Posted Oct 2, 2012 21:38 UTC (Tue) by ballombe (subscriber, #9523) [Link]

> So, if you're a e-mail provider for multiple domains, to be able to run "persona" for your clients you now also have to run their website.

But you do not need to run persona for your clients, because whoever run the website for domain.com can do it for them. The mail server does not need to be involved in the process.

/.well-known/ straight on the domain ?

Posted Oct 3, 2012 13:34 UTC (Wed) by glondu (subscriber, #70274) [Link]

Or use SRV records like XMPP does.

/.well-known/ straight on the domain ?

Posted Oct 4, 2012 16:19 UTC (Thu) by JanC_ (guest, #34940) [Link]

The (static) file /.well-known/browserid can authorize another domain to handle the authentication.
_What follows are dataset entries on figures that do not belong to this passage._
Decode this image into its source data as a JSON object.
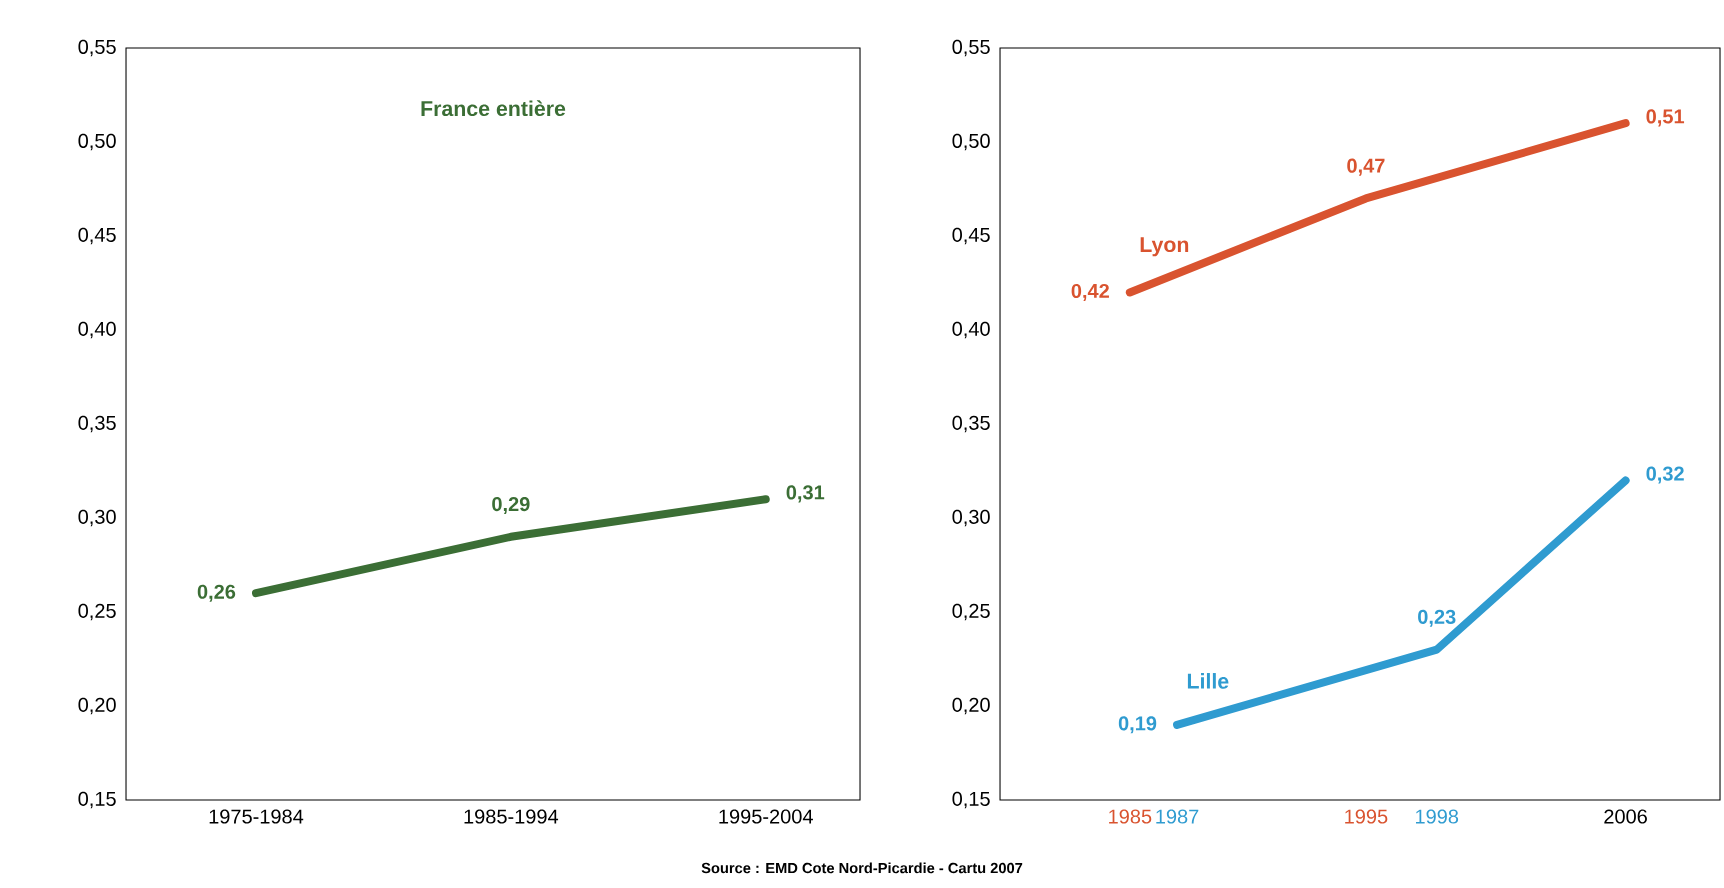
{
  "chart_data": [
    {
      "type": "line",
      "categories": [
        "1975-1984",
        "1985-1994",
        "1995-2004"
      ],
      "series": [
        {
          "name": "France entière",
          "color": "#3b6e35",
          "values": [
            0.26,
            0.29,
            0.31
          ],
          "value_labels": [
            "0,26",
            "0,29",
            "0,31"
          ]
        }
      ],
      "ylim": [
        0.15,
        0.55
      ],
      "yticks": [
        {
          "value": 0.15,
          "label": "0,15"
        },
        {
          "value": 0.2,
          "label": "0,20"
        },
        {
          "value": 0.25,
          "label": "0,25"
        },
        {
          "value": 0.3,
          "label": "0,30"
        },
        {
          "value": 0.35,
          "label": "0,35"
        },
        {
          "value": 0.4,
          "label": "0,40"
        },
        {
          "value": 0.45,
          "label": "0,45"
        },
        {
          "value": 0.5,
          "label": "0,50"
        },
        {
          "value": 0.55,
          "label": "0,55"
        }
      ]
    },
    {
      "type": "line",
      "xlim": [
        1979.5,
        2010
      ],
      "xticks": [
        1985,
        1987,
        1995,
        1998,
        2006
      ],
      "series": [
        {
          "name": "Lyon",
          "color": "#d9532f",
          "x": [
            1985,
            1995,
            2006
          ],
          "values": [
            0.42,
            0.47,
            0.51
          ],
          "value_labels": [
            "0,42",
            "0,47",
            "0,51"
          ]
        },
        {
          "name": "Lille",
          "color": "#2f9bd0",
          "x": [
            1987,
            1998,
            2006
          ],
          "values": [
            0.19,
            0.23,
            0.32
          ],
          "value_labels": [
            "0,19",
            "0,23",
            "0,32"
          ]
        }
      ],
      "ylim": [
        0.15,
        0.55
      ],
      "yticks": [
        {
          "value": 0.15,
          "label": "0,15"
        },
        {
          "value": 0.2,
          "label": "0,20"
        },
        {
          "value": 0.25,
          "label": "0,25"
        },
        {
          "value": 0.3,
          "label": "0,30"
        },
        {
          "value": 0.35,
          "label": "0,35"
        },
        {
          "value": 0.4,
          "label": "0,40"
        },
        {
          "value": 0.45,
          "label": "0,45"
        },
        {
          "value": 0.5,
          "label": "0,50"
        },
        {
          "value": 0.55,
          "label": "0,55"
        }
      ],
      "annotations": [
        "Source : EMD Cote Nord-Picardie - Cartu 2007"
      ]
    }
  ]
}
I don't think that would be a big problem for the owner of the domain to set up (although SRV records might be an even easier solution for that).

Mozilla "Persona" beta release

Posted Oct 4, 2012 16:40 UTC (Thu) by adamgundy (subscriber, #5418) [Link]

this is yet another authentication mechanism that makes a fundamental mistake - that each person has a unique email address.

this only applies in computer literate circles. in the rest of the world, it's very common that multiple people in a household share a single email address! particularly so with parents and their kids, because it lets the parents monitor the kid's email.

Mozilla "Persona" beta release

Posted Oct 4, 2012 17:32 UTC (Thu) by gerv (subscriber, #3376) [Link]

If multiple people share a single email address, then they can do "password recovery" on any current site which is linked to that email address and then log in to it anyway.

Sharing an email address and expecting to have privacy over sites you log into using that address is... optimistic.

In the parent/kid situation, presumably the parents also have their own email addresses they can use?

Gerv

Mozilla "Persona" beta release

Posted Oct 4, 2012 18:21 UTC (Thu) by adamgundy (subscriber, #5418) [Link]

it doesn't seem so from my experience. typically they were given one email address by their ISP when the account was set up, and that's the one they all use.

it doesn't matter that there are numerous free email providers, or that the ISP is perfectly capable of creating more accounts.. it's beyond the wit of many users to set them up, and/or they don't want to (the parent/kid example again).

only reasonably computer-savvy people seem to create an account for each person.

password recovery is not really the point: most sites these days won't tell you the password, they'll reset it to something random and make you reset it. doing that leaves a trail of evidence if you 'break into' Mom or Dad's facebook account, since the password has changed.

the point is that you can go to any random site that supports this type of login and 'be' the combined family entity referred to by your shared email, since you must all have the password. worse than that, you're FORCED to be the same entity, unless they provide an alternative way of signing up.

Mozilla "Persona" beta release

Posted Oct 15, 2012 2:44 UTC (Mon) by TRauMa (guest, #16483) [Link]

I fail to see how the class of user you describe would ever use any other login scheme than username/password anyway.